Background: Little is known about the hypothalamic-pituitary-adrenal axis response to acute stressful behavioral challenges in patients with social phobia.
Methods: Eighteen patients with social phobia and 17 normal volunteers participated in two behavioral stressors: a speech task and physical exercise.
Results: Normal volunteers (n = 14) demonstrated a significant 50% increase in salivary cortisol levels to the speech task. Three nonresponding normal volunteers demonstrated a 17% decrease. In contrast, patients with social phobia demonstrated dichotomous changes. Seven social phobia patients demonstrated a significantly higher 90% increase in salivary cortisol to the speech task, whereas the remaining patients (n = 11) were nonresponders demonstrating a 32% decrease in cortisol. Both patient groups were significantly more anxious than the normal volunteers. In contrast to the response to a speech task, social phobics showed a cortisol response to physical exercise of similar magnitude as normal volunteers.

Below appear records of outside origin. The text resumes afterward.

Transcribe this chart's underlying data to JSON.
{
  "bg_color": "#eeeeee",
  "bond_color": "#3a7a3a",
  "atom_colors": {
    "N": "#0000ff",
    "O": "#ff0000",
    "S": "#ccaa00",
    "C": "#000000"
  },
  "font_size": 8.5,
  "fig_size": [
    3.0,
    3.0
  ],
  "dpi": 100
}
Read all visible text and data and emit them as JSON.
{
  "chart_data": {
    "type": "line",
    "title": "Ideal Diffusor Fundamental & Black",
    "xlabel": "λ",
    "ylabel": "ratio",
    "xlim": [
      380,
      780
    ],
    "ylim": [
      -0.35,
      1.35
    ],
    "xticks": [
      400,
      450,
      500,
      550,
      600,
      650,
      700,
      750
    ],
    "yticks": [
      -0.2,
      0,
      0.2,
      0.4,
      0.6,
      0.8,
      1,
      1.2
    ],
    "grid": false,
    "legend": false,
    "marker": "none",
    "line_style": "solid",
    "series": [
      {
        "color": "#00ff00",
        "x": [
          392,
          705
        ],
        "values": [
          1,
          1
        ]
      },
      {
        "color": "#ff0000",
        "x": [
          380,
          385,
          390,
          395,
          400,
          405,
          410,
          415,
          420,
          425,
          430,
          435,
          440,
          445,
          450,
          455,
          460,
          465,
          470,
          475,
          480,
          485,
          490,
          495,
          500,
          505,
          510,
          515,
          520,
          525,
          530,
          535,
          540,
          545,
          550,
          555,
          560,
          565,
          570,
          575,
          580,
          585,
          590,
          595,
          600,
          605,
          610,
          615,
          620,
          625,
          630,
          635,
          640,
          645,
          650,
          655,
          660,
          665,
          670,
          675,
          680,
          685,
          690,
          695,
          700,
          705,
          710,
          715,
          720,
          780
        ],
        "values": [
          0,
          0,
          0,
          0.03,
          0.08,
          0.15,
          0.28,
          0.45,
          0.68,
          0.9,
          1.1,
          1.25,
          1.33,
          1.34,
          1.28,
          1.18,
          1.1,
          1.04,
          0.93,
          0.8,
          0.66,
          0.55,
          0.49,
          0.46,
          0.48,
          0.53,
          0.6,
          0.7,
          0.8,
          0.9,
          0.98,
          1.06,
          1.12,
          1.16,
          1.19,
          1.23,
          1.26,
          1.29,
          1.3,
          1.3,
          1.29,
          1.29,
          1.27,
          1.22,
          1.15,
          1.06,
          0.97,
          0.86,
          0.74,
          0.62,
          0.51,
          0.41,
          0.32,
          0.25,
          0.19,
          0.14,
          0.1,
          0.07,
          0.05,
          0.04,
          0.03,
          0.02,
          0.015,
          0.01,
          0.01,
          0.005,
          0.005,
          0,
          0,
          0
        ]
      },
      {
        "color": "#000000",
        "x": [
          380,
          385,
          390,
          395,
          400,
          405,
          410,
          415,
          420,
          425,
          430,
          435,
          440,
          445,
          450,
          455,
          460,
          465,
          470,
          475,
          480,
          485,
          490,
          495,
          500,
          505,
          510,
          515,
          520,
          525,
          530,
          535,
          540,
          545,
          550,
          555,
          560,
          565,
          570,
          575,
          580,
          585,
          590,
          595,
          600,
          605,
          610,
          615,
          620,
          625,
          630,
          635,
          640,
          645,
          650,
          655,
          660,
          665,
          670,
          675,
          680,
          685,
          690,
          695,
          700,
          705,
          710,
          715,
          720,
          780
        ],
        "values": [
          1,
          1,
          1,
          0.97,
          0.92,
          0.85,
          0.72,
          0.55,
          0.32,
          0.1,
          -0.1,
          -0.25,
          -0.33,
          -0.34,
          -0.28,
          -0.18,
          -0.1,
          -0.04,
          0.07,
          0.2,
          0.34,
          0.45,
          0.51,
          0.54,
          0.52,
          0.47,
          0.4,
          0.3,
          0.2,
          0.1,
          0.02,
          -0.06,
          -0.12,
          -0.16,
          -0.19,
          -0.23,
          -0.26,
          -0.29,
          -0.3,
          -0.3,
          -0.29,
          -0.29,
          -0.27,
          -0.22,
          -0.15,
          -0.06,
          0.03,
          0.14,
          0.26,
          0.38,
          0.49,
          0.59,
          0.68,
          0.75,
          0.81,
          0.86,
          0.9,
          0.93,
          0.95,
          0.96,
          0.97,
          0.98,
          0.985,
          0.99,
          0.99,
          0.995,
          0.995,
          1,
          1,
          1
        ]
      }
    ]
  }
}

Conclusions: The results indicated dichotomies in magnitude and in distribution of the cortisol response to a speech task between social phobia patients and normal volunteers. Social phobia patients responded differently than normal volunteers to a stressor associated with social evaluation but not to physical exercise. These results suggest adaptation of distinct biological processes specific to different stressful conditions in social phobia.